Audio Formats - Real-time API
Audio format specifications for real-time streaming.
Required Specifications
| Parameter | Value |
|---|---|
| Sample Rate | 8000, 16000, 22050, 44100, or 48000 Hz |
| Bit Depth | 16-bit |
| Channels | Mono (1 channel) |
| Encoding | PCM (signed-integer) |
| Endianness | Little-endian |
Recommended Settings
- Sample Rate: 16000 Hz (best quality/bandwidth balance)
- Chunk Size: 20-50ms of audio
- Buffer Size: 640-1600 bytes (for 16kHz, 20-50ms)
Chunk Size Calculation
bytes_per_chunk = sample_rate * duration_seconds * 2
# Examples:
# 16kHz, 20ms: 16000 * 0.02 * 2 = 640 bytes
# 16kHz, 50ms: 16000 * 0.05 * 2 = 1600 bytes
Audio Capture Examples
Python (PyAudio)
import pyaudio
p = pyaudio.PyAudio()
stream = p.open(
format=pyaudio.paInt16, # 16-bit
channels=1, # Mono
rate=16000, # 16kHz
input=True,
frames_per_buffer=640 # 20ms chunks
)
while True:
chunk = stream.read(640)
ws.send(chunk, opcode=websocket.ABNF.OPCODE_BINARY)
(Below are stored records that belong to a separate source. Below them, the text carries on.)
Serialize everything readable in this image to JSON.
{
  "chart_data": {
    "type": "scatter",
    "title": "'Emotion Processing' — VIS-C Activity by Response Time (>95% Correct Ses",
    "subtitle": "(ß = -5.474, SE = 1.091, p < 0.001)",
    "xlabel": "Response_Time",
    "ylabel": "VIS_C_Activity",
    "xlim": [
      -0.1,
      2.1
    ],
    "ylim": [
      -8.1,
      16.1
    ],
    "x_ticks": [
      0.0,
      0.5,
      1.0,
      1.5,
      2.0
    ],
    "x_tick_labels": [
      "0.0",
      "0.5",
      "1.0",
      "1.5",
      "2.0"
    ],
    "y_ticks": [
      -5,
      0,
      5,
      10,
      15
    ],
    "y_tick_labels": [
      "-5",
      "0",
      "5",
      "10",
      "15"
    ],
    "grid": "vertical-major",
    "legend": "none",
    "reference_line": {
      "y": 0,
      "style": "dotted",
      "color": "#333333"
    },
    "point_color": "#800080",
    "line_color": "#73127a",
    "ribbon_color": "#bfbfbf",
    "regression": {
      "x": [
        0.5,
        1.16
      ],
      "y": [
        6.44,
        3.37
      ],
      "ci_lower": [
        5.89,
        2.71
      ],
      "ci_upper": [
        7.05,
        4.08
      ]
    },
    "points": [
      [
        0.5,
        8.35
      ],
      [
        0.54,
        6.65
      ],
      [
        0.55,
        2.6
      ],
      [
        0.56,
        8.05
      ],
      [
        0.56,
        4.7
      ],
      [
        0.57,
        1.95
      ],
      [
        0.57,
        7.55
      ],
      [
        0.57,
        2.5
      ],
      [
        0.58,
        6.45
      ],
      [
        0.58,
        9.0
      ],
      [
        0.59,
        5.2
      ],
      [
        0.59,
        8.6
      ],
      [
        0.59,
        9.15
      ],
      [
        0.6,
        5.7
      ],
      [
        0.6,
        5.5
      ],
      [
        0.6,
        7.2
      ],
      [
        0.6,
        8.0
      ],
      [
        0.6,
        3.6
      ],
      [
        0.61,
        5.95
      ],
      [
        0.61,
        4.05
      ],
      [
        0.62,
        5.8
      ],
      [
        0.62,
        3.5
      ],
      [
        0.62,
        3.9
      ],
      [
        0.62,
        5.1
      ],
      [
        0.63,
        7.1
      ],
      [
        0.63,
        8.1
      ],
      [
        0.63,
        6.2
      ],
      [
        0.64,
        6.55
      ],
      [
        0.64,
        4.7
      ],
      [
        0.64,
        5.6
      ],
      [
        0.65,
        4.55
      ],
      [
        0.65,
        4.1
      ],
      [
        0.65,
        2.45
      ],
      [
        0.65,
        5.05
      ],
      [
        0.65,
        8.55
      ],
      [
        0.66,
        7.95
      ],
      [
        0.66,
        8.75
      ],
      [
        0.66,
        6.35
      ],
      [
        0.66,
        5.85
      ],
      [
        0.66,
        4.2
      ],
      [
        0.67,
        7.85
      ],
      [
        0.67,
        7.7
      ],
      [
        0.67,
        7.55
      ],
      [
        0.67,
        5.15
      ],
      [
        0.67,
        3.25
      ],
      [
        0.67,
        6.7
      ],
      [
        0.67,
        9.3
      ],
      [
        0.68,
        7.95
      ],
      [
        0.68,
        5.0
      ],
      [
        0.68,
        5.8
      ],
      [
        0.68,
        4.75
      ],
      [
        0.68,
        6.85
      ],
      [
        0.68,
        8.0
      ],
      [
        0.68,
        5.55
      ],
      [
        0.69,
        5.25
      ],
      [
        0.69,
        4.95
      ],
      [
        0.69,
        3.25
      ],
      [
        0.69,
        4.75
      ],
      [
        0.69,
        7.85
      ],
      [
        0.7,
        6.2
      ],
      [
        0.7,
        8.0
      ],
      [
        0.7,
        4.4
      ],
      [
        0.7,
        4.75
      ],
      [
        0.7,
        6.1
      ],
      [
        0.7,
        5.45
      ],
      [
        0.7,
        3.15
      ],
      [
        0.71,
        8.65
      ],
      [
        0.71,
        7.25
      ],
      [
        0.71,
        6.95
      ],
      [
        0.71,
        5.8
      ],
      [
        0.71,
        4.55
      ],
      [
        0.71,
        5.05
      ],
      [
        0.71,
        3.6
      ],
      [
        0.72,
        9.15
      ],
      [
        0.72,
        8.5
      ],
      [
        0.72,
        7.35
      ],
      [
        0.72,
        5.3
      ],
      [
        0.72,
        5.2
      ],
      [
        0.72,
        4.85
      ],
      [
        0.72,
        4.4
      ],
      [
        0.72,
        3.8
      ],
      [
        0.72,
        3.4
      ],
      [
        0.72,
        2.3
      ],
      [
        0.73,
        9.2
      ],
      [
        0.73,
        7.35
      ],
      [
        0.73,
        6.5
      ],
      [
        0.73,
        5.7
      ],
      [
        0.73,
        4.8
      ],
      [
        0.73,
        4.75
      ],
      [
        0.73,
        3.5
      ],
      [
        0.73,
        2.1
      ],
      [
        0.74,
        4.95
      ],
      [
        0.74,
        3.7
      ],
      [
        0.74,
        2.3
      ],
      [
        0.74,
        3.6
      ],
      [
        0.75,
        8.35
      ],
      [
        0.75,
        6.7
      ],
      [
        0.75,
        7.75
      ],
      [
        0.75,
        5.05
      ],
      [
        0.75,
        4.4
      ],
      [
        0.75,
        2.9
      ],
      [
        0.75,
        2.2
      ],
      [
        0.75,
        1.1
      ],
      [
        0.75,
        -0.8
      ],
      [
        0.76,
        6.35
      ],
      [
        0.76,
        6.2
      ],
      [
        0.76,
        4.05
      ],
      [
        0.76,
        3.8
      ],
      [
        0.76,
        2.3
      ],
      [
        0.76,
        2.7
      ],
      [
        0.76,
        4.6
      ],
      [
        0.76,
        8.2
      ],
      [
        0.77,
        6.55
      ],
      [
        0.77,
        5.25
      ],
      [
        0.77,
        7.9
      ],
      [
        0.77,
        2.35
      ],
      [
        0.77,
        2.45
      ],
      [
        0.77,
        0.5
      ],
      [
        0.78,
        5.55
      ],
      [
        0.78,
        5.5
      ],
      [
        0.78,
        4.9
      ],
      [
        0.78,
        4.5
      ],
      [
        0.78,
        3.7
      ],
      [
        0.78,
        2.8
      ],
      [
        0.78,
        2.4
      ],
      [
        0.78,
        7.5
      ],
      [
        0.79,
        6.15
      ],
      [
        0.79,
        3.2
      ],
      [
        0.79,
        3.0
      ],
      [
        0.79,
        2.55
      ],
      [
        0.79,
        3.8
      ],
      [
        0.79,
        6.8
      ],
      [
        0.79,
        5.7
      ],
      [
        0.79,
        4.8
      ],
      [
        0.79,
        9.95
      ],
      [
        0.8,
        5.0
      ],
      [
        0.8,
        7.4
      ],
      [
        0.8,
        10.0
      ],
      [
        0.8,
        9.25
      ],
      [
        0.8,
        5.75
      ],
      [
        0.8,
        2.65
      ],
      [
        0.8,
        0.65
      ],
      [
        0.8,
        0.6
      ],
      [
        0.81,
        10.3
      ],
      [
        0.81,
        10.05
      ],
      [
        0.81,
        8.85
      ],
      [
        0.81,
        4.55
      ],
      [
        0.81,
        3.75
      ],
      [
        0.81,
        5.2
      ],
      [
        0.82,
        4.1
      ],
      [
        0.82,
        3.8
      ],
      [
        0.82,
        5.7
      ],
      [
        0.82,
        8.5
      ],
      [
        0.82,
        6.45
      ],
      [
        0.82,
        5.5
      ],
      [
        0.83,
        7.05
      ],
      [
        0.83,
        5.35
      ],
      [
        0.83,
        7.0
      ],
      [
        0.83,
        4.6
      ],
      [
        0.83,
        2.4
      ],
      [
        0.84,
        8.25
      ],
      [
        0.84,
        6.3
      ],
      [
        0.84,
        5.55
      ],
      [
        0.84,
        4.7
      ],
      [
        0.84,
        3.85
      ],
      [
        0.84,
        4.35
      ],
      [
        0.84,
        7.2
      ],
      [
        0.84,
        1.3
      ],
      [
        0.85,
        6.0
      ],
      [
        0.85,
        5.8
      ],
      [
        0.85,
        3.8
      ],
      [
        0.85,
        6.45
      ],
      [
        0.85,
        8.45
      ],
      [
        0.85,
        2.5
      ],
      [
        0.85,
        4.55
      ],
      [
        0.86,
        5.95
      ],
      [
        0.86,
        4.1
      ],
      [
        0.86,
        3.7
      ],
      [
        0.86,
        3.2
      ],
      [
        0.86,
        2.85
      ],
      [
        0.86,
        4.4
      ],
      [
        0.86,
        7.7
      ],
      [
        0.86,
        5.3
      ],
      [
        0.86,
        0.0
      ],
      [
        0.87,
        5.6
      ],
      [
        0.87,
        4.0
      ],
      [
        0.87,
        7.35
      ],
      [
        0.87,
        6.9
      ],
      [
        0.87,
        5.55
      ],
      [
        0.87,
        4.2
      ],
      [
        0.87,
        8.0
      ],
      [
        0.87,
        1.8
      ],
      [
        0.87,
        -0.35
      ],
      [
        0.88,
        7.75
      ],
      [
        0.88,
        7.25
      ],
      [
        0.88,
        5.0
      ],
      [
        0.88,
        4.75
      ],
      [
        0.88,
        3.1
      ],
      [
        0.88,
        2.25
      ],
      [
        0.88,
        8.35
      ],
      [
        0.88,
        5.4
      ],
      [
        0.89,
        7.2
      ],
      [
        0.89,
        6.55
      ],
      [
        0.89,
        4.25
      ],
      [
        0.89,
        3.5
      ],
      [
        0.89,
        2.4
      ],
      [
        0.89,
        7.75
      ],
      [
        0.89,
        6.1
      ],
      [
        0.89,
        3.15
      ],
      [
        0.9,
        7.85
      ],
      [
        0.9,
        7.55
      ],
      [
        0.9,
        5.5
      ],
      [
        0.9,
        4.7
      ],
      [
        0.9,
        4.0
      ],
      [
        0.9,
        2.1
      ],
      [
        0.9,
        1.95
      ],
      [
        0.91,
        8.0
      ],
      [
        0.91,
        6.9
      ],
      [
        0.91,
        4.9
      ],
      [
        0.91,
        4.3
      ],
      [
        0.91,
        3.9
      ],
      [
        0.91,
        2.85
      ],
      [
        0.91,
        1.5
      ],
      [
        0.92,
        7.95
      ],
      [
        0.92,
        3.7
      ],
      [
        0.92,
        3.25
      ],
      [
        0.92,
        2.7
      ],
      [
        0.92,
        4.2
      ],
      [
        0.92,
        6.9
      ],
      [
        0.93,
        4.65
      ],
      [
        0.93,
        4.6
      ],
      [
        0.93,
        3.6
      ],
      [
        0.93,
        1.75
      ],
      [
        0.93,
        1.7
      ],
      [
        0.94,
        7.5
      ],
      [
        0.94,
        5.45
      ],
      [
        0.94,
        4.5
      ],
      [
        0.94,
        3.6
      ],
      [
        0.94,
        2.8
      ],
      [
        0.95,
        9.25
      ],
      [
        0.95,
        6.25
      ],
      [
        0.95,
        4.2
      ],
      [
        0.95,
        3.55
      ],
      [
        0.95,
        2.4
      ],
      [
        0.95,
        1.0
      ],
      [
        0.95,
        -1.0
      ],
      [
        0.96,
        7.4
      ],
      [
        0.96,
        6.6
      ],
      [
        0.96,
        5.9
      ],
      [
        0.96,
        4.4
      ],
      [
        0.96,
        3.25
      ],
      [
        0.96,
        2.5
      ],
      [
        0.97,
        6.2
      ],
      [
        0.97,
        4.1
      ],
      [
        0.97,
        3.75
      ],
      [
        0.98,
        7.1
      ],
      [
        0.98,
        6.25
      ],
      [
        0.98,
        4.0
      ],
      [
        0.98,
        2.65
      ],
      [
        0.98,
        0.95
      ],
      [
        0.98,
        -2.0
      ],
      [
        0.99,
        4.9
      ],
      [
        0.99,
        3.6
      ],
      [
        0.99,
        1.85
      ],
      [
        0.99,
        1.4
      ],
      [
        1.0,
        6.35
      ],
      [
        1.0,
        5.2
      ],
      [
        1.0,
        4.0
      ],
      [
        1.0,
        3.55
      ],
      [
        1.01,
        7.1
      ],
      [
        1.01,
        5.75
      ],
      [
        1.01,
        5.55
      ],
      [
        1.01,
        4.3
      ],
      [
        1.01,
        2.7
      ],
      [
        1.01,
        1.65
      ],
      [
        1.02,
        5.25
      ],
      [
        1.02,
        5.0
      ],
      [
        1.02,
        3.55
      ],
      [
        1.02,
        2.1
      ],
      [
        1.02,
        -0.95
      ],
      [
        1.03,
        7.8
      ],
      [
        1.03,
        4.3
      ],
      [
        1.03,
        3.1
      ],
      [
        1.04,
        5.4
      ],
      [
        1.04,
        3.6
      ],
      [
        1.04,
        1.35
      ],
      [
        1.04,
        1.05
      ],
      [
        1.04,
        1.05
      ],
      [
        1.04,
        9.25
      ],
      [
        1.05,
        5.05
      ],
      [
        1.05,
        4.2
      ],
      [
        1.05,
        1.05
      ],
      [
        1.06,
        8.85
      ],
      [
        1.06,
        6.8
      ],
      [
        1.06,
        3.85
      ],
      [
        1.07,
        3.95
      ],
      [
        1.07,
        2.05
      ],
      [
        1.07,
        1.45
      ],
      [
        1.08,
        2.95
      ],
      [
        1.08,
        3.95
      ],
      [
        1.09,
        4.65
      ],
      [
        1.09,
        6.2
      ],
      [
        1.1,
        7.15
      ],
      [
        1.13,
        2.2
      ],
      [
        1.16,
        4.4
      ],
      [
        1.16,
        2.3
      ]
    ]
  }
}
JavaScript (Node.js with mic)
const mic = require('mic');
const micInstance = mic({
rate: '16000',
channels: '1',
encoding: 'signed-integer',
bitwidth: '16'
});
const micInputStream = micInstance.getAudioStream();
micInputStream.on('data', (data) => {
ws.send(data);
});
micInstance.start();
Browser (Web Audio API)
navigator.mediaDevices.getUserMedia({ audio: true })
.then(stream => {
const audioContext = new AudioContext({ sampleRate: 16000 });
const source = audioContext.createMediaStreamSource(stream);
const processor = audioContext.createScriptProcessor(1024, 1, 1);
source.connect(processor);
processor.connect(audioContext.destination);
processor.onaudioprocess = (e) => {
const audioData = e.inputBuffer.getChannelData(0);
const pcm = convertFloat32ToPCM16(audioData);
ws.send(pcm);
};
});
function convertFloat32ToPCM16(float32Array) {
const pcm16 = new Int16Array(float32Array.length);
for (let i = 0; i < float32Array.length; i++) {
const s = Math.max(-1, Math.min(1, float32Array[i]));
pcm16[i] = s < 0 ? s * 0x8000 : s * 0x7FFF;
}
return pcm16.buffer;
}
Unsupported Formats
- ❌ MP3, AAC, OGG (compressed formats)
- ❌ Stereo audio (must be mono)
- ❌ 8-bit audio (must be 16-bit)
- ❌ Floating-point PCM (must be integer)
Format Conversion
Stereo to Mono
import numpy as np
def stereo_to_mono(stereo_audio):
# Average left and right channels
return np.mean(stereo_audio, axis=1)
Resample Audio
import librosa
# Resample to 16kHz
audio_16k = librosa.resample(audio, orig_sr=44100, target_sr=16000)